Par un jugement nos 2402952, 2403764 du 15 mai 2025, le tribunal administratif d’Amiens a annulé les décisions des 4 juin 2024 et 4 septembre 2024, a enjoint à l’université de Picardie Jules Vernes de réexaminer la candidature de Mme A… dans un délai de deux mois, a mis à la charge de l’université de Picardie Jules Vernes, en application des dispositions de l’article 37 de la loi du 10 juillet 1991, le versement à Me Verdier, avocat de Mme A… désigné au titre de l’aide juridictionnelle totale, de la somme de 1 000 euros au titre de l’instance n° 2402952 dirigée contre la décision du 4 juin 2024 et a rejeté le surplus des conclusions des demandes.

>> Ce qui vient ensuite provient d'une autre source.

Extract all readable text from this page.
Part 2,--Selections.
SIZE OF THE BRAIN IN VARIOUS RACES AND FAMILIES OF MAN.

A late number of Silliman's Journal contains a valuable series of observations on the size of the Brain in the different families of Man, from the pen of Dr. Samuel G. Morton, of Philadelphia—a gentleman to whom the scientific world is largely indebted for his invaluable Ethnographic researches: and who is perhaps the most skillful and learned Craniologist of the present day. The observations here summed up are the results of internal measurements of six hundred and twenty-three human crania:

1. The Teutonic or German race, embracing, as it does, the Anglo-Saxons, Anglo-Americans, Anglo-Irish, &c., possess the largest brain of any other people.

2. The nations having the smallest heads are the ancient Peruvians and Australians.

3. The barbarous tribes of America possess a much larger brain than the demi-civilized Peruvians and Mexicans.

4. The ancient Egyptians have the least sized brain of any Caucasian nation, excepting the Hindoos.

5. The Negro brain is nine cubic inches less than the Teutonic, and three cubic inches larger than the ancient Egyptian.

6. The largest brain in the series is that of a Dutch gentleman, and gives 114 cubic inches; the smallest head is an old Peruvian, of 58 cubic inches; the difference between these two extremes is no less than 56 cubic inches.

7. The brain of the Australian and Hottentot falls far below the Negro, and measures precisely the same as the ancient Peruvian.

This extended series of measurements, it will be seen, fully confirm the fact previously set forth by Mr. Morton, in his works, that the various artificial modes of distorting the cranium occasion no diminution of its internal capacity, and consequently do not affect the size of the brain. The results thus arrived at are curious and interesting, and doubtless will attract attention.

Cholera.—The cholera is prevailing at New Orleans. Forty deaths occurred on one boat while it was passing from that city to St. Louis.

Procédure devant la cour :
Par une requête, enregistrée le 26 juin 2025, Me Verdier demande à la cour de réformer ce jugement en portant de 1 000 euros à 2 000 euros la somme mise à la charge de l’Université de Picardie Jules Vernes en application de l’article 37 de la loi du 10 juillet 1991, au titre de l’instance n° 2402952 dirigée contre la décision du 4 juin 2024,.
Il soutient que :
- le montant de 1 000 euros mis à la charge de l’université de Picardie Jules Vernes est entaché d’erreur manifeste d’appréciation dès lors qu’il est inférieur de moitié au montant dont Mme A… se serait acquittée pour sa défense si elle n’avait pas été admise au bénéfice de l’aide juridictionnelle totale ;
- ce montant est également entaché d’erreur de droit dès lors qu’en application de l’article 37 de la loi du 10 juillet 1991, le tribunal administratif d’Amiens ne pouvait pas lui attribuer une somme inférieure à 1 080 euros ;
- dans les circonstances de l’espèce, compte tenu des diligences effectuées pour le compte de Mme A…, il y a lieu de mettre à la charge de l’université de Picardie Jules Vernes une somme de 2 000 euros au titre de l’article 37 de la loi du 10 juillet 1991.
Un mémoire présenté par l’université de Picardie Jules Vernes a été enregistré le 24 novembre 2025.
Par une lettre du 24 novembre 2025, la cour a invité l’université de Picardie Jules Vernes à régulariser, dans un délai d’un mois et à peine d’irrecevabilité, son mémoire en défense non présenté par l’un des mandataires mentionnés à l’article R. 431-2 du code de justice administrative.
Vu les autres pièces du dossier.
Vu :
- le code de l’éducation ;
- la loi n° 91-647 du 10 juillet 1991 ;
- le décret n° 2020-1717 du 28 décembre 2020 ;
- le code de justice administrative.
Les parties ont été régulièrement averties du jour de l’audience.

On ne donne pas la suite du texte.